L’enjeu: devenir acteur de son intervention orale, y prendre un véritable plaisir. Présentation de projet, débriefing de réunion, entretien d’embauche, oral de concours, interview, exposé, etc. Dans tous ces cas, vous êtes sollicités pour une communication en public que vous souhaitez la plus efficace et pertinente possible.

Confrontation et tension

Pas de démocratie sans confrontation. Et pourtant, fruit de tensions entre représentations intra-individuelles, inter-individuelles, organisationnelle ou encore inter-culturelles, la confrontation est trop souvent vécue négativement: soit comme une expérience humiliante, soit comme l’occasion d’une victoire sur l’autre. Une logique de compétition prévaut sur une logique de compromis dite gagnant-gagnant. Savoir  s’engager ou se désengager, oser dire «non» ou savoir faire de la place à l’autre, telle est la gageure. Mieux appréhender l’adversité pour y trouver la richesse et la complémentarité de l’altérité, éviter certains écueils relationnels, apprendre à mieux se connaître, améliorer ses réactions dans des situations de confrontation, d’incivilité, d’agressivité, de discrimination tel est le projet de ce type d’intervention. Plus de précisions

Adaptabilité, improvisation, aisance

Actuellement, dans une société exigeante et complexe , dont les organisations vivent à l’heure des fusions-acquisitions, et où sont très largement sollicitées les capacités d’adaptation, de créativité et de prise de décision, la question de l’improvisation trouve un écho tout particulier. Il semble donc de plus en plus évident que les recherches sur l’improvisation, au sens noble, ont à sortir du cadre exclusivement artistique pour participer aux questions qui animent d’autres pans de la société. Louis Jouvet disait: «l’improvisation ne s’improvise pas. Elle est un résultat». En effet, résultat d’une pratique, l’improvisation et plus largement l’adaptation se travaille, s’apprivoise, se développe et ouvre sur l’aisance.

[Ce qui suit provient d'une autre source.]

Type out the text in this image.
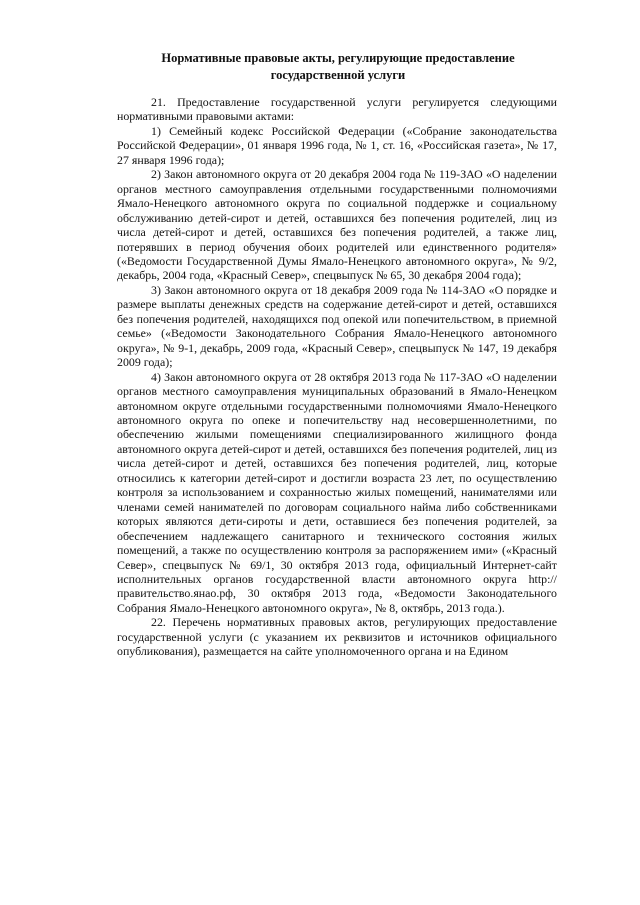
Нормативные правовые акты, регулирующие предоставление
государственной услуги

21. Предоставление государственной услуги регулируется следующими нормативными правовыми актами:

1) Семейный кодекс Российской Федерации («Собрание законодательства Российской Федерации», 01 января 1996 года, № 1, ст. 16, «Российская газета», № 17, 27 января 1996 года);

2) Закон автономного округа от 20 декабря 2004 года № 119-ЗАО «О наделении органов местного самоуправления отдельными государственными полномочиями Ямало-Ненецкого автономного округа по социальной поддержке и социальному обслуживанию детей-сирот и детей, оставшихся без попечения родителей, лиц из числа детей-сирот и детей, оставшихся без попечения родителей, а также лиц, потерявших в период обучения обоих родителей или единственного родителя» («Ведомости Государственной Думы Ямало-Ненецкого автономного округа», № 9/2, декабрь, 2004 года, «Красный Север», спецвыпуск № 65, 30 декабря 2004 года);

3) Закон автономного округа от 18 декабря 2009 года № 114-ЗАО «О порядке и размере выплаты денежных средств на содержание детей-сирот и детей, оставшихся без попечения родителей, находящихся под опекой или попечительством, в приемной семье» («Ведомости Законодательного Собрания Ямало-Ненецкого автономного округа», № 9-1, декабрь, 2009 года, «Красный Север», спецвыпуск № 147, 19 декабря 2009 года);

4) Закон автономного округа от 28 октября 2013 года № 117-ЗАО «О наделении органов местного самоуправления муниципальных образований в Ямало-Ненецком автономном округе отдельными государственными полномочиями Ямало-Ненецкого автономного округа по опеке и попечительству над несовершеннолетними, по обеспечению жилыми помещениями специализированного жилищного фонда автономного округа детей-сирот и детей, оставшихся без попечения родителей, лиц из числа детей-сирот и детей, оставшихся без попечения родителей, лиц, которые относились к категории детей-сирот и достигли возраста 23 лет, по осуществлению контроля за использованием и сохранностью жилых помещений, нанимателями или членами семей нанимателей по договорам социального найма либо собственниками которых являются дети-сироты и дети, оставшиеся без попечения родителей, за обеспечением надлежащего санитарного и технического состояния жилых помещений, а также по осуществлению контроля за распоряжением ими» («Красный Север», спецвыпуск № 69/1, 30 октября 2013 года, официальный Интернет-сайт исполнительных органов государственной власти автономного округа http://правительство.янао.рф, 30 октября 2013 года, «Ведомости Законодательного Собрания Ямало-Ненецкого автономного округа», № 8, октябрь, 2013 года.).

22. Перечень нормативных правовых актов, регулирующих предоставление государственной услуги (с указанием их реквизитов и источников официального опубликования), размещается на сайте уполномоченного органа и на Едином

Cohésion de groupe, performance et régulation d'équipe

La cohésion de groupe se situe au croisement des sphères  «privé/ professionnel» et «individu/groupe». Il s’agit d’apprendre à négocier autant avec les autres qu’avec soi-même, et assumer sa position de leader comme de collaborateur. Il faut pour ce faire mettre en écho le réel pour mieux entendre accords et désaccords et trouver un positionnement dit «assertif» où la réponse donnée est adaptée autant au collectif qu’à la personne. Il s’agit donc de développer une efficacité professionnelle dans le respect de l’individu..

Gouvernance partagée, efficacité et bien-être

On a depuis longtemps confondu compétition et émulation. L’un est du côté de la guerre, voire de la haine, l’autre du jeu, du plaisir! Le postulat d’un bien accaparé par et pour une minorité au dépend des autres n’est pas tenable éthiquement parlant. Cela ne doit pas interdire de défendre une propriété si c’est pour la partager ensuite selon des règles respectueuses du commun, contre les monopoles égoïstes. Si compétition il y a elle doit être orientée vers la promotion d’une intelligence collective qui est, elle, du côté de la vie. Car si la première n’est pas une fin en soi, la seconde l’est. C’est ce que propose de mettre en oeuvre une gouvernance partagée. Opter pour celle-ci ne nous est pas seulement dicté par le bon sens du commun, mais aussi par une nécessité écologique impérieuse. Ensemble nous faisons mieux, plus respectueusement, a minima moins mal, que seul. Il y a donc une culture à découvrir ou redécouvrir du travail ensemble où l’équilibre entre intérêt individuel et collectif est un objet en soi ainsi qu’un outil tourné vers l’avenir et la vie.